On Saturday, August 21, 2010, almost exactly four months after that historic fall, Amy and I rolled into Mineral Point.
We chose to work with rare earth Neodymium magnets made from neodymium, iron, boron and other minor elements. We use a grade called N42. Because these meteorites were lying right on top of the ground, these magnets were secured (duct taped) on the heads of golf clubs and pulled on strings. (If we were searching an older fall where meteorites might be partially buried, we’d need a metal detector). Here’s Amy just outside of Mineral Point swinging a golf club and pulling a magnet on a string.
Almost everywhere we went on our trip we found lots of material that was attracted by magnets, but nothing that had a fusion crust.
Below is a radar overlay of the strewn field that appeared on the Internet shortly after the first pieces were found. The strewn field is the area in which meteor fragments fell, and in this case, it was estimated to be 2.1 miles wide and at least 16.37 miles long (from smallest to largest piece found). The path of the fireball took it over Preston, WI, past Mifflin, and out further beyond Mineral Point, dropping meteorites along the way.

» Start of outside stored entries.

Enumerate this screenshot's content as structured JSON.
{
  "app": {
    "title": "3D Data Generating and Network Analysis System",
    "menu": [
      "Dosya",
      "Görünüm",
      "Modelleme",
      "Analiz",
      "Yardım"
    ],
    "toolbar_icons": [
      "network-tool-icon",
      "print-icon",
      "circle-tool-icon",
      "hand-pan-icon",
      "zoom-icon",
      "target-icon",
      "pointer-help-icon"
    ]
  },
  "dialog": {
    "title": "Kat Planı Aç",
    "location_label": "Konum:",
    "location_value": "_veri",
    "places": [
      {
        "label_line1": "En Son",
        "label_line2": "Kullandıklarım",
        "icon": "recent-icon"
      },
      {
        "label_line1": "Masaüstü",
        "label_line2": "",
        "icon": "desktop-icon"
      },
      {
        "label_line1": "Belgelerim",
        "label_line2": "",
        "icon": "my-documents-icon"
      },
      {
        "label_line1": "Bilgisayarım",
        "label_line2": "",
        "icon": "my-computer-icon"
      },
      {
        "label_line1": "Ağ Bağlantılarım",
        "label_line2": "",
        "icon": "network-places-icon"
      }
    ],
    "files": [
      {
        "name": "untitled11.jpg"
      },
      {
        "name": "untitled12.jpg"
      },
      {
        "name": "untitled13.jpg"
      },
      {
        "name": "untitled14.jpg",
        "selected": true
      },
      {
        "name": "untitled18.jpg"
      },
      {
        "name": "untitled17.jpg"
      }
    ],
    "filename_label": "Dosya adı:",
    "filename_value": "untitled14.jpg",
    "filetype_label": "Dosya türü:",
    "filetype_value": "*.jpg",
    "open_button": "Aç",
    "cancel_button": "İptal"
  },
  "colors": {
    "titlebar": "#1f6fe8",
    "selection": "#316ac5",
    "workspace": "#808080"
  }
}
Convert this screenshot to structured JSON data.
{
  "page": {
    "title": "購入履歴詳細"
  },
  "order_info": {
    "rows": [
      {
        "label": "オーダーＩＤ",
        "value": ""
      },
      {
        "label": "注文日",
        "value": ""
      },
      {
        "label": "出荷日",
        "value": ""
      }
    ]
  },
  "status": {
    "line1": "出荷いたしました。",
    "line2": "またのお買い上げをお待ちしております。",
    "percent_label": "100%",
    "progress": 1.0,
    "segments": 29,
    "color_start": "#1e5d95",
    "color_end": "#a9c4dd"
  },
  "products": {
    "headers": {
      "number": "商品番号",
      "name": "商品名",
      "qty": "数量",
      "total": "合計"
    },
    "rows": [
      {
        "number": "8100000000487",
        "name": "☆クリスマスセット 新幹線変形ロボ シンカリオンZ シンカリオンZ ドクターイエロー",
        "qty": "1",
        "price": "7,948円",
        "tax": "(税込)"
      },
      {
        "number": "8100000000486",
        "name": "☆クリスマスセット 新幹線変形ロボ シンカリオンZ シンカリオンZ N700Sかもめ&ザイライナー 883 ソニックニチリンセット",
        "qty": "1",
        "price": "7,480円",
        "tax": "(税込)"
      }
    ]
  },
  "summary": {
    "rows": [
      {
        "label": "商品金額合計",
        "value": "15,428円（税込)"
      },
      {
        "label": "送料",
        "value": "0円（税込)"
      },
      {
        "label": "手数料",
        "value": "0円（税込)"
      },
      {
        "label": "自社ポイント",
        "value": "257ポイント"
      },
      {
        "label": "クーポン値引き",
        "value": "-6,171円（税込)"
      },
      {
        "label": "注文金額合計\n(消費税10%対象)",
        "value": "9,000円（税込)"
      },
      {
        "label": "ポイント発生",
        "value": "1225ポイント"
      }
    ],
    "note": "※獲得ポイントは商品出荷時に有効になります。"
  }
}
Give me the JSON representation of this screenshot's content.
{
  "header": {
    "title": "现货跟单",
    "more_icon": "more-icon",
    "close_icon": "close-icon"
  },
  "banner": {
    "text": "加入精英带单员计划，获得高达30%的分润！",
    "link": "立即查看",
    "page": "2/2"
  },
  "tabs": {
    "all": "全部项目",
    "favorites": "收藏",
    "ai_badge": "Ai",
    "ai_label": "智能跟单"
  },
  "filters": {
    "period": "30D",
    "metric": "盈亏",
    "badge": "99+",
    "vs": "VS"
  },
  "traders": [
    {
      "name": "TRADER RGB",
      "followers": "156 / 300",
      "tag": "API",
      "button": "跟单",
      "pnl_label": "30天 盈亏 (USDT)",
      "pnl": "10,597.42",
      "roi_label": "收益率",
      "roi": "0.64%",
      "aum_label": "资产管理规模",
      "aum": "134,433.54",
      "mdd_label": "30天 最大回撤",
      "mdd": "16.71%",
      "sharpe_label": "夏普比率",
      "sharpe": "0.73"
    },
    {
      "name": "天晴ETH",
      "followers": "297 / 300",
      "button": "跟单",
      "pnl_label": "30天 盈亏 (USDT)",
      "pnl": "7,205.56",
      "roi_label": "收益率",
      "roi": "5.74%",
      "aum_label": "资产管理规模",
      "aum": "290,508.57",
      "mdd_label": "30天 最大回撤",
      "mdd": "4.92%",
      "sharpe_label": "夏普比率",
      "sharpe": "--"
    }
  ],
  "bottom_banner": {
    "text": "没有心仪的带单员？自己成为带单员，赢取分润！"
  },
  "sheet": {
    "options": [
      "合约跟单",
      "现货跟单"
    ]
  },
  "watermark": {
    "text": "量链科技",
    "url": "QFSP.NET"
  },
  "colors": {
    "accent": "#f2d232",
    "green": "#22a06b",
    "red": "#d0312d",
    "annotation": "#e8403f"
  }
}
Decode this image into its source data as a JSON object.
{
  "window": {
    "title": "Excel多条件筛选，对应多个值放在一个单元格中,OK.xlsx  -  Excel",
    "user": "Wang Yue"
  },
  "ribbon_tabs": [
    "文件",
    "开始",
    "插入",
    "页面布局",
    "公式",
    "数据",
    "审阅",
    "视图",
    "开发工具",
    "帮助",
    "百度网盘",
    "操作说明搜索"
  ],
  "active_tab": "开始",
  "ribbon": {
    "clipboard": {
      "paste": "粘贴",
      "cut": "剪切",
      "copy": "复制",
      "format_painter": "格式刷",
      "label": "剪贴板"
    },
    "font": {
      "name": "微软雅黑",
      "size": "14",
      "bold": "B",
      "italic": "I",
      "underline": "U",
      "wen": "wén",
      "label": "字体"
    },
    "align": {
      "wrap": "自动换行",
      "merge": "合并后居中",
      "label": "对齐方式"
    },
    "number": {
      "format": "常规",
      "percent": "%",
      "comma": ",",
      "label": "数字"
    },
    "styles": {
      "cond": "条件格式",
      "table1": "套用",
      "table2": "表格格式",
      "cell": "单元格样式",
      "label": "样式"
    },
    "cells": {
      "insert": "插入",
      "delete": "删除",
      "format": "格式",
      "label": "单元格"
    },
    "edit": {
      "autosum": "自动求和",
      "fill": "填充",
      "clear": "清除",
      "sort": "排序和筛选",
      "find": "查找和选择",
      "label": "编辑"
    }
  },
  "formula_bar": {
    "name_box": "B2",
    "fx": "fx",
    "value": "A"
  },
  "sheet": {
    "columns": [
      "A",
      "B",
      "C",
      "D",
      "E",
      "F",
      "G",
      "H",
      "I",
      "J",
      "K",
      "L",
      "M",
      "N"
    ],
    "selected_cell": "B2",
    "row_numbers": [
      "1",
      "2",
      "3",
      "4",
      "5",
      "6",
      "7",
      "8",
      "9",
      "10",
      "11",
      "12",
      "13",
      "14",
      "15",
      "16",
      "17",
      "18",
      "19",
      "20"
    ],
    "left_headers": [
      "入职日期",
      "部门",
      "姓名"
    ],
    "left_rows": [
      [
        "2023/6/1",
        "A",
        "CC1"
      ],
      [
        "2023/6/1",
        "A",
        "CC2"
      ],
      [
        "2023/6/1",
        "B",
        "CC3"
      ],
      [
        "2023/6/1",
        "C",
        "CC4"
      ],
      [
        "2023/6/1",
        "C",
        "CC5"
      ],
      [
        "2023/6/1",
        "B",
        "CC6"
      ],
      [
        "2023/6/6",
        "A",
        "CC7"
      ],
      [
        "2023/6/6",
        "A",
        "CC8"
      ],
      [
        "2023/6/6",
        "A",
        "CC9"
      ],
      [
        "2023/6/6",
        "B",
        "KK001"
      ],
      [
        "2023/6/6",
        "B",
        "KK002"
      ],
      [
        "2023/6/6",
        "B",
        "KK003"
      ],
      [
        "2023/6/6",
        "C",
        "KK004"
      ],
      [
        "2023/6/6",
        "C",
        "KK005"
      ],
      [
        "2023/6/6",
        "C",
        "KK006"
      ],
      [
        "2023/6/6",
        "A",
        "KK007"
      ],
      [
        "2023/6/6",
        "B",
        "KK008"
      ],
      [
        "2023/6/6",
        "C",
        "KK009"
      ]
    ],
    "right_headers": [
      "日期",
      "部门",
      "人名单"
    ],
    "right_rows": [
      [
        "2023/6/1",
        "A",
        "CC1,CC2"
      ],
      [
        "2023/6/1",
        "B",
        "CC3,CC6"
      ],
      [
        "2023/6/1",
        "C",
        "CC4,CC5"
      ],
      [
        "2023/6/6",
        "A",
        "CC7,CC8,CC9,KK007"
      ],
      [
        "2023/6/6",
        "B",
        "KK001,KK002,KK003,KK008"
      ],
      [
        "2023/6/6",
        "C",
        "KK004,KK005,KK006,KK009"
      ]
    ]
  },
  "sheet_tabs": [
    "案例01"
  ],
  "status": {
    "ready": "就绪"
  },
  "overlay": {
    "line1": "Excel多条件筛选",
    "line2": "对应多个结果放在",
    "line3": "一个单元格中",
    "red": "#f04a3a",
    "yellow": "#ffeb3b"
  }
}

Because the meteorite angle of fall was very shallow with an 11 degree angle of descent, it’s been estimated by experts that the strewn field could be as long as 25 miles and may hold up to 500 pounds of meteorites, a few as large as bowling balls.
Amy and I were down there looking for the fragment scientists suspect is lying in this area – a fragment possibly about the size of a car engine and worth more than a half-million dollars.
We each took turns either walking along country roadsides sweeping the ground with magnets taped on the end of golf clubs.
Even though our search took us far from town, we often had an audience along the way.
Well this certainly looked like a meteorite from a distance, but once I got close, it just hopped away. Plus, it didn’t appear to have any fusion crust on it.
Livingston really took advantage of their notoriety.
The rare earth magnets were so strong they easily picked up railroad ties.
Amy and I searched a few cemeteries on this trip, including this one in the middle of nowhere that we stumbled across.
This was surely a giant chunk of the fireball that all the scientists and towns people missed, but Lynn’s eagle eye caught it as we whizzed towards town near dusk.
Oh well. Guess it wasn’t an overlooked piece of meteorite after all.
Amy’s husband knew a farmer near Miflin who thought he might have a piece of the Mifflin meteor, so we stopped by to take a look. Turned out it was slag, which is a rock-like substance leftover from smelting ore.
Here are a few pictures of what we were REALLY looking for. These meteorites were found by hunters who searched the farm fields shortly after the fall.
After three days of intense searching, we ended up with a lot of rusty nails, railroad spikes, weird red clay, and sore feet, although we do have a few small possibilities and lots of black dust (stardust?). We didn’t find any of the boulders, but we haven’t given up. A few weeks after our road trip, Amy spent some time in Door County looking in some farmer’s rock piles. That’s a lot of rocks to look through!
Amy and I also accompanied a local metal detector group, the Treasure Seekers, on a field trip to the EAA fairgrounds, where we learned how to use a metal detector to find buried meteorites.
A few months after our trip, we gave a presentation about our adventures to the Neville Public Museum Astronomical Society. Here’s a slide that encompasses all that we learned:
Amy and I are still looking for that elusive meteorite. Following a meteor shower this spring, Amy and I went to a nearby high school and searched the grounds, landscaping and parking lot. All we found were a few nails and this rusty old shovel.